Uniform lamina (equilateral triangle) in a hoop.

Question

A uniform lamina is in the shape of an equilateral triangle $ABC$, and rests in equilibrium inside a vertical circular hoop with $B$ and $C$ in contact with the hoop, and $A$ at the centre of the circle. Contact is smooth at $C$ and rough at $B$, where the coefficient of friction is $μ$. The lamina is in limiting equilibrium with $B$ lower than $C$, and the axis of symmetry through $A$ makes an angle with the vertical. By first taking moments about $A$, show that

$$tanθ=\frac{μ√3}{√3-2μ}$$

The lamina $ABC$ is placed so that $θ = 0$, and the hoop is slowly rotated about its centre in a vertical plane so that $θ$ increases. Find the value, $θ_o$, of $θ$ beyond which the lamina will topple about $B$, if it has not slid already. Also find the least value of $μ$ for which $θ$ will reach the value of $θ_o$ without the lamina sliding.

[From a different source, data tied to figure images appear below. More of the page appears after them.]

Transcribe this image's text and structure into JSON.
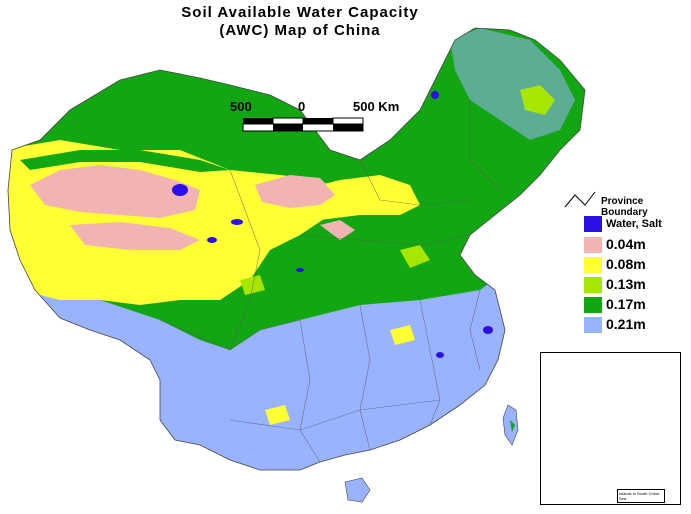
{
  "title": {
    "line1": "Soil Available Water Capacity",
    "line2": "(AWC) Map of China"
  },
  "scale_bar": {
    "labels": [
      "500",
      "0",
      "500 Km"
    ]
  },
  "legend": {
    "province_boundary_label": "Province Boundary",
    "items": [
      {
        "label": "Water, Salt",
        "color": "#2a0fe6"
      },
      {
        "label": "0.04m",
        "color": "#f2b3b3"
      },
      {
        "label": "0.08m",
        "color": "#ffff33"
      },
      {
        "label": "0.13m",
        "color": "#a6e600"
      },
      {
        "label": "0.17m",
        "color": "#13a613"
      },
      {
        "label": "0.21m",
        "color": "#99b3ff"
      }
    ]
  },
  "inset": {
    "caption": "Islands in South China Sea"
  },
  "colors": {
    "water_salt": "#2a0fe6",
    "awc_004": "#f2b3b3",
    "awc_008": "#ffff33",
    "awc_013": "#a6e600",
    "awc_017": "#13a613",
    "awc_021": "#99b3ff",
    "boundary": "#555555"
  }
}
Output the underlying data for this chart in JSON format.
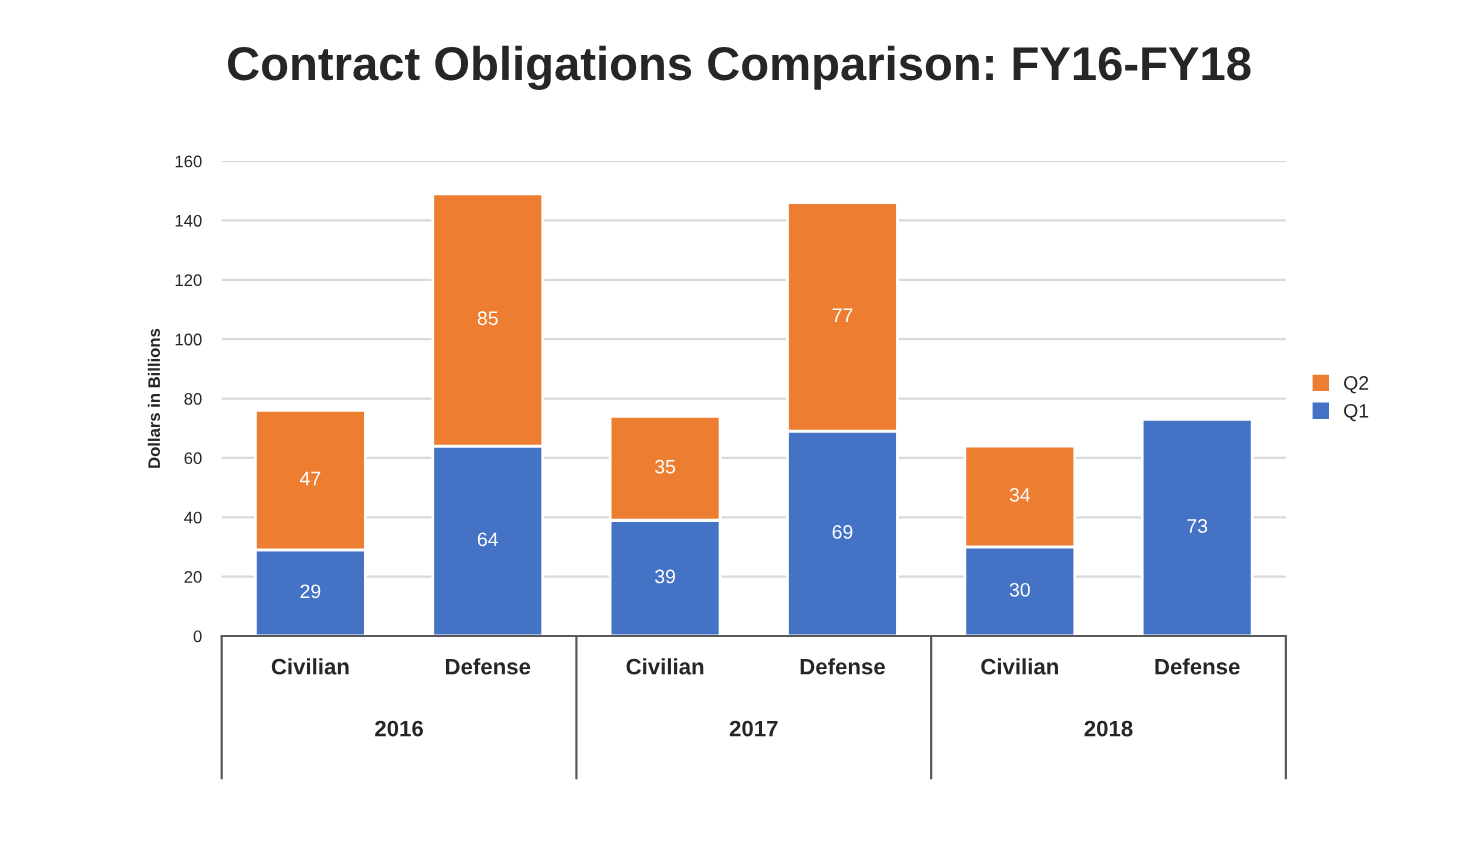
{
  "chart_data": {
    "type": "bar",
    "title": "Contract Obligations Comparison: FY16-FY18",
    "ylabel": "Dollars in Billions",
    "categories": [
      "Civilian",
      "Defense",
      "Civilian",
      "Defense",
      "Civilian",
      "Defense"
    ],
    "stacked": true,
    "series": [
      {
        "name": "Q1",
        "color": "#4472c4",
        "values": [
          29,
          64,
          39,
          69,
          30,
          73
        ]
      },
      {
        "name": "Q2",
        "color": "#ed7d31",
        "values": [
          47,
          85,
          35,
          77,
          34,
          null
        ]
      }
    ],
    "data_labels": true,
    "ylim": [
      0,
      160
    ],
    "yticks": [
      0,
      20,
      40,
      60,
      80,
      100,
      120,
      140,
      160
    ],
    "grid": "y",
    "legend": "right",
    "annotations": [
      "2016",
      "2017",
      "2018"
    ]
  }
}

The axis of symmetry, which is from $A$ to the base of the triangle (which forms a chord of the circle (hoop)) has length $\frac{√3r}{2}$. The normal reaction is in line with $A$ and the frictional force is at right angles to this at $B$. The lamina will have weight $W$.

Answer 1

Let the distance from any vertex of $ABC$ to the centre of mass of$ABC$ (the centre of the triangle) be $d$. There is a force $F$ acting along $AB$ which gives rise to the frictional force $\mu F$. Taking moments about $A$, since there is limiting equilibrium we get \begin{equation} dW\sin\theta=r\mu F. \tag{1} \label{eq:one} \end{equation} Resolving around $C$ we get a moment due to the weight of $$dW\cos\left(\frac{\pi}{6}-\theta\right)$$ which is balanced by the force $F$ at $B$ resolved orthogonal to $CB$, so \begin{equation} dW\cos\left(\frac{\pi}{6}-\theta\right) = rF\frac{\sqrt{3}}{2}. \tag{2} \label{eq:two} \end{equation} Solving \eqref{eq:one}, \eqref{eq:two} we get the answer.

If $ABC$ hasn't already slid, then it will topple when the centre of mass is over $B$, i.e. for $\theta > \theta_0 = \frac{\pi}{3}$. To find the least value of $\mu$, simply solve for it given $\theta=\frac{\pi}{3}$.

Answer 2

I have modeled it slightly differently.

I have a normal reaction $R$ acting along $AB$ towards $A$. The frictional force $μR$ orthogonal to this pointing to the left and $W$ vertically downwards from the centre of $BC$.

So I have:

Moments about $A$: $$\frac{r√3}{2}W=rμRsinθ$$ So $$W=\frac{2rμRsinθ}{r√3}$$

Resolving vertically (with R pointing towards the right and μR to the left (at an angle $θ$)): $$W=Rsinθ - μRcosθ$$

So $$\frac{2rμRsinθ}{r√3}= Rsinθ - μRcosθ$$

Which gives $$2rμsinθ - r√3sinθ = -r√3μcosθ$$

Which rearranges to give $$tanθ = \frac{μ√3}{√3-2μ}$$

For the value of $μ$, I have:

$$tan(60)=\frac{μ√3}{√3-2μ}$$

$$√3(√3-2μ)=μ√3$$ $$μ=\frac{3}{√3+2√3}=\frac{√3}{3}$$